Fue a partir de las importantes transformaciones que acompañaron el nacimiento de este siglo (aquellas que sacudieron el espacio convencional de nuestra existencia, llevándonos del pensamiento mecanicista tradicional a una visión holística de la realidad) que pudimos aproximarnos al silencio con más profundidad, penetrando suavemente en sus misterios. Estas novedades conceptuales nos permitieron ver que, del mismo modo que en los procesos sub-atómicos el observador no puede ser separado de lo observado, sino que es parte integrante de una compleja red de relaciones, la vivencia del silencio no es un evento susceptible de ser objetivado y desmenuzado analíticamente. El acontecer silencioso no es sólo una experiencia auditiva. Lo estrictamente sensorial nos brindaría apenas una aproximación, una vaga noción de su naturaleza gigante.

La vasta profusión del silencio; la subjetividad que tiñe todo su alcance; su atemporalidad (¿Cuándo comienza y cuándo termina un silencio? ¿Qué coordenadas temporales podrían contener su eternidad?); la multiplicidad de vínculos posibles que destellan en su trama; la delicada vibración de su armonía, lo convierten en una vivencia de profunda resonancia empática que involucra y compromete a la totalidad del sistema viviente.
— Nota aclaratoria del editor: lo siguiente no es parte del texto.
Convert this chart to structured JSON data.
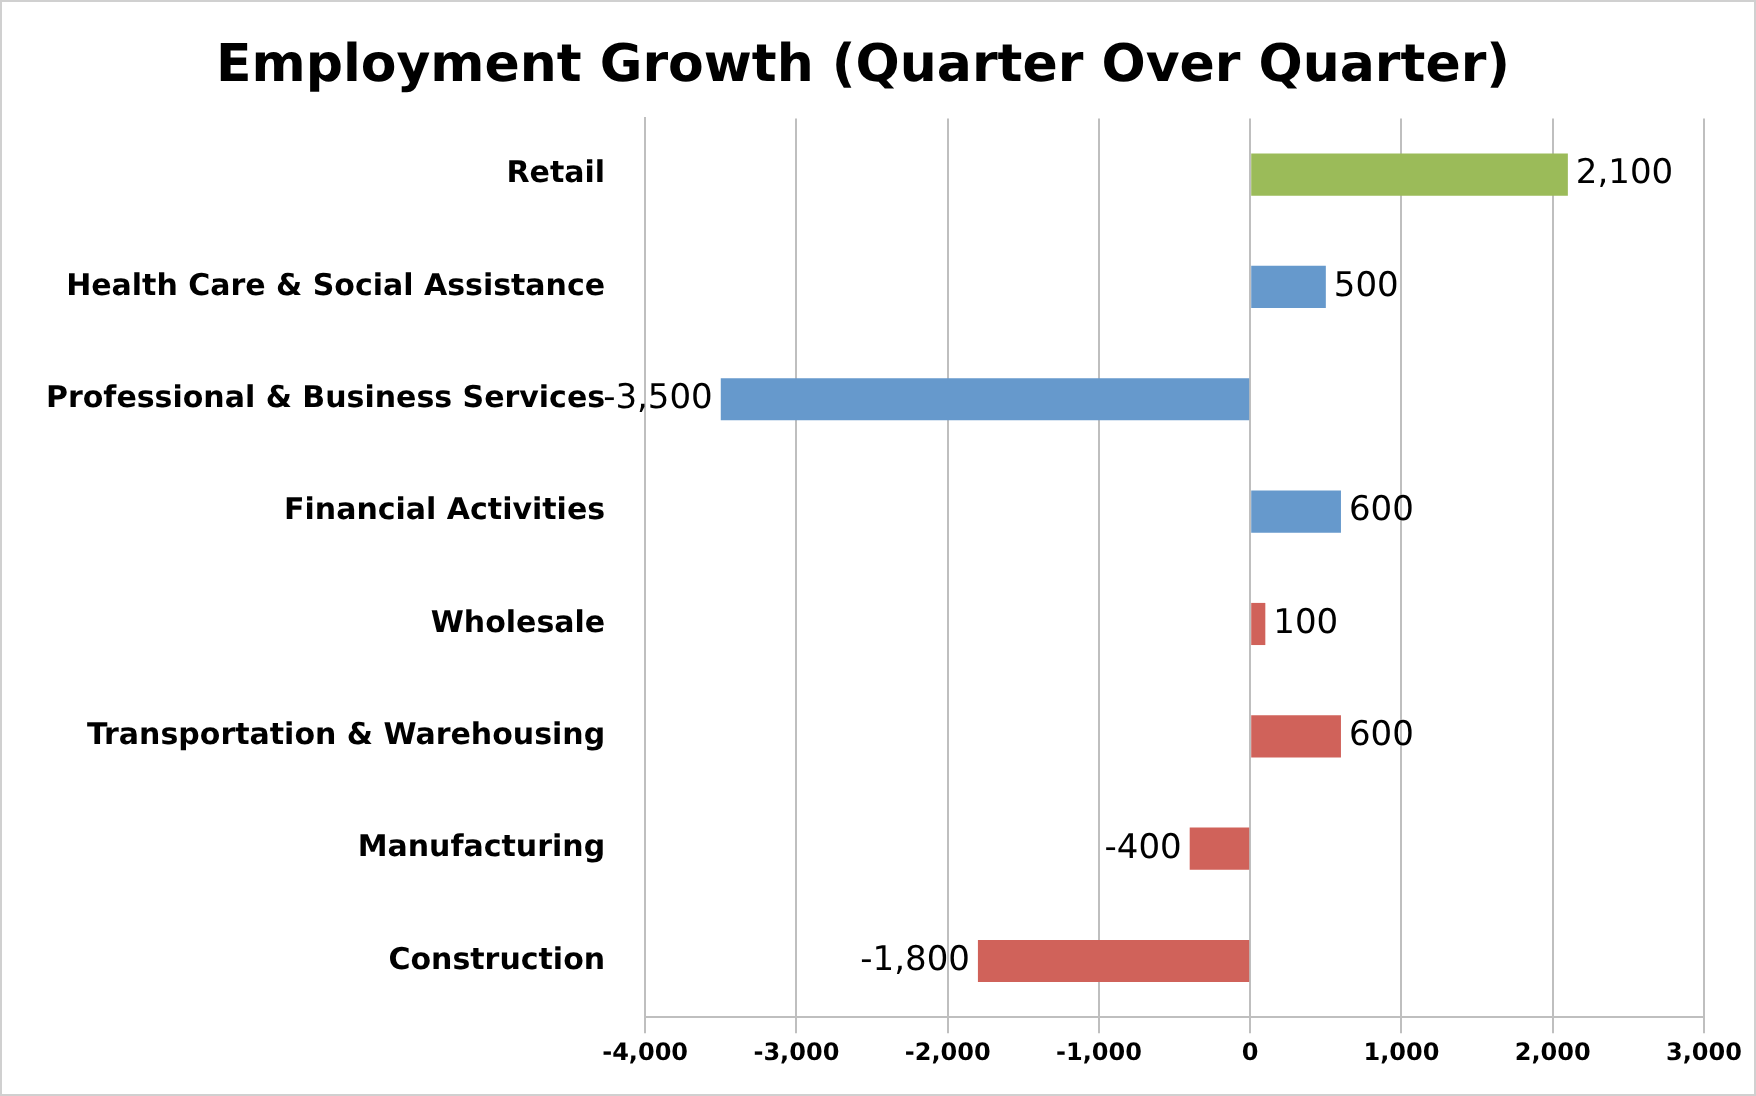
{
  "chart_data": {
    "type": "bar",
    "orientation": "horizontal",
    "title": "Employment Growth (Quarter Over Quarter)",
    "categories": [
      "Retail",
      "Health Care & Social Assistance",
      "Professional & Business Services",
      "Financial Activities",
      "Wholesale",
      "Transportation & Warehousing",
      "Manufacturing",
      "Construction"
    ],
    "values": [
      2100,
      500,
      -3500,
      600,
      100,
      600,
      -400,
      -1800
    ],
    "colors": [
      "#9bbb59",
      "#6699cc",
      "#6699cc",
      "#6699cc",
      "#d0625a",
      "#d0625a",
      "#d0625a",
      "#d0625a"
    ],
    "xlim": [
      -4000,
      3000
    ],
    "xticks": [
      {
        "value": -4000,
        "label": "-4,000"
      },
      {
        "value": -3000,
        "label": "-3,000"
      },
      {
        "value": -2000,
        "label": "-2,000"
      },
      {
        "value": -1000,
        "label": "-1,000"
      },
      0,
      {
        "value": 1000,
        "label": "1,000"
      },
      {
        "value": 2000,
        "label": "2,000"
      },
      {
        "value": 3000,
        "label": "3,000"
      }
    ],
    "value_labels": [
      "2,100",
      "500",
      "-3,500",
      "600",
      "100",
      "600",
      "-400",
      "-1,800"
    ],
    "grid": "x",
    "legend": false
  }
}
Un análisis fenomenológico de las expresiones de Rolando Toro en "Todo se vuelve música" nos permite aproximarnos al misterio del silencio como lenguaje musical omnipresente: "Si estamos conectados a nuestra propia palpitación, todo se vuelve música. Si podemos fluir a la palpitación de otro, respondiendo a su maravillosa lujuria, todo se vuelve música. Si caminamos en armonía con las estrellas, si somos parte del arco iris y recibimos la lluvia en la lengua, si podemos nadar en el viento, todo se vuelve música". El texto está preñado de silencio. Resulta revelador observar que las hermosas vivencias que las palabras de Toro traducen a músicas se gestan, en realidad, en su callada trama. Rolando parece intuir que la musicalidad tiene un origen silencioso y así lo insinúa. Toda esa sinfonía de colores, sabores y atracciones; toda esa melodía sensual y organísmica parece originarse en la silente intimidad de los procesos vitales.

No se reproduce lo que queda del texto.